Two U.S. Army aviators were pulled from the water on Monday after their AH-64 Apache went down near the coast of Oman, and U.S. officials said an American sea drone helped bring them back safely in what they described as the first such rescue carried out by U.S. forces.
US Central Command said the crew members were rescued at 19:33 EDT, about two hours after the crash, and were in stable condition. President Donald Trump later told reporters the two were "fine," a brief but reassuring update after an incident in one of the world’s most closely watched waterways.
The helicopter had been patrolling regional waters near the Strait of Hormuz when it went down, a narrow passage that carries a huge share of the world’s oil shipments and has long sat at the center of U.S.-Iran military friction. The aircraft was an AH-64 Apache, an American-made attack helicopter that is routinely used in combat and security missions.

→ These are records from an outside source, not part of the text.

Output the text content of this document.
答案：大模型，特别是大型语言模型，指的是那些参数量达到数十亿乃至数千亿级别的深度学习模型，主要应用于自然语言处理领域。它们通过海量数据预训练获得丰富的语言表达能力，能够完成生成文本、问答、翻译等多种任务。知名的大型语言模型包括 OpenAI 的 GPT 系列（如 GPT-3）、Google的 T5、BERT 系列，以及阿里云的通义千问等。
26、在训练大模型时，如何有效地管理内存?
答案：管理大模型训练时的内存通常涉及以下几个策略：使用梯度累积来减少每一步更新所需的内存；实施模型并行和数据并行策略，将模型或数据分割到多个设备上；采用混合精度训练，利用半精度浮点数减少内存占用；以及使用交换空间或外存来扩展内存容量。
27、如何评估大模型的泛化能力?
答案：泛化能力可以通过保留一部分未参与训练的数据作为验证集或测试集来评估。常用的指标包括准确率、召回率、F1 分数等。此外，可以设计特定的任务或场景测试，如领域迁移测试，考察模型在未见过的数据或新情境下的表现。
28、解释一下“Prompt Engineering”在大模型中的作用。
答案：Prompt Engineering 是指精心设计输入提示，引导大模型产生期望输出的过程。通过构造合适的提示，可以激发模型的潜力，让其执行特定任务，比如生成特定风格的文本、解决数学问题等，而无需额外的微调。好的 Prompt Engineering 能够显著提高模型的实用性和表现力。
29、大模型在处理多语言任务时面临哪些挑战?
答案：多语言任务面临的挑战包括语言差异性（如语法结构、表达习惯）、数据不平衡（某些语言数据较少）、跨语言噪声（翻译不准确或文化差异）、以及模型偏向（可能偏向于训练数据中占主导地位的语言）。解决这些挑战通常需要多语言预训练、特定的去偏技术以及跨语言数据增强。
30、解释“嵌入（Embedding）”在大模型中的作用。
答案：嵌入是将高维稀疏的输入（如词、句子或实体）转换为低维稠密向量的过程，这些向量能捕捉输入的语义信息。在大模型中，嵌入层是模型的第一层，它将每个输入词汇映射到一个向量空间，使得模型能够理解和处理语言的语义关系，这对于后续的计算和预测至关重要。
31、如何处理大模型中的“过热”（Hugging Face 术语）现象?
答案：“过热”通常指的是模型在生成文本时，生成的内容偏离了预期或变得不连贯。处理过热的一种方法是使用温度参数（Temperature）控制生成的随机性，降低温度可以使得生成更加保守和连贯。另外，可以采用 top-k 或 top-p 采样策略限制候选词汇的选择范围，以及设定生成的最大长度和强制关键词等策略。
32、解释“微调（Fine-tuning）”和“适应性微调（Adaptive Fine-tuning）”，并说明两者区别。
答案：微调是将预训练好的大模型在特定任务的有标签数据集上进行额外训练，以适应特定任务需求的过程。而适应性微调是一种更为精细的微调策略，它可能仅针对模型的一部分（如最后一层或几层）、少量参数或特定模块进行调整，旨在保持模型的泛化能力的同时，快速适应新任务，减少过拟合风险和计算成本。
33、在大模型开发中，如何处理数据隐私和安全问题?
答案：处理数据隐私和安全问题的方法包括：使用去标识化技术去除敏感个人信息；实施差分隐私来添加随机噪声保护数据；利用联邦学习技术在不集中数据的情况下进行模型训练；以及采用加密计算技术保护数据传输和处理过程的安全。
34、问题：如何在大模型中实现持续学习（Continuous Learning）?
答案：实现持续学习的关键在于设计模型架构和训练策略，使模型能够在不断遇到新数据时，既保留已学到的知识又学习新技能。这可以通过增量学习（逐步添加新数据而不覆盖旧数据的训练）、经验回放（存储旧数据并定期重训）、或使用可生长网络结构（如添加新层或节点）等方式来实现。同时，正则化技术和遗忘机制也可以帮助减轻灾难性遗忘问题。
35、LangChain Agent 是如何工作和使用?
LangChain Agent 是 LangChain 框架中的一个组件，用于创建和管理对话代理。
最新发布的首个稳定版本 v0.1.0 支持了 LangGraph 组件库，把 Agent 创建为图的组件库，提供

Military officials said the pair were rescued by an uncrewed surface drone operated by US 5th Fleet’s Task Force 59, with rescue efforts led by US Naval Forces Central Command and the 82nd Airborne Division and supported by Air Force and Navy units. A US official described the drone as having a speedboat-like design, a small but telling detail in a rescue that showed unmanned systems moving from surveillance and support into active lifesaving work.
What brought the Apache down is still unknown. Officials said it may have suffered a mechanical or technical problem, but they did not rule out Iranian fire, a possibility that keeps the episode from being read as a routine aviation mishap. The incident is being investigated, and that inquiry is now the key question hanging over the rescue.
Task Force 59 launched a new unit in 2024 focused on using unmanned systems alongside manned operators to strengthen maritime security across the Middle East, and this rescue may become one of its clearest demonstrations yet. For now, the two aviators are safe, the helicopter is not, and the cause of the crash near Oman remains the part that matters most.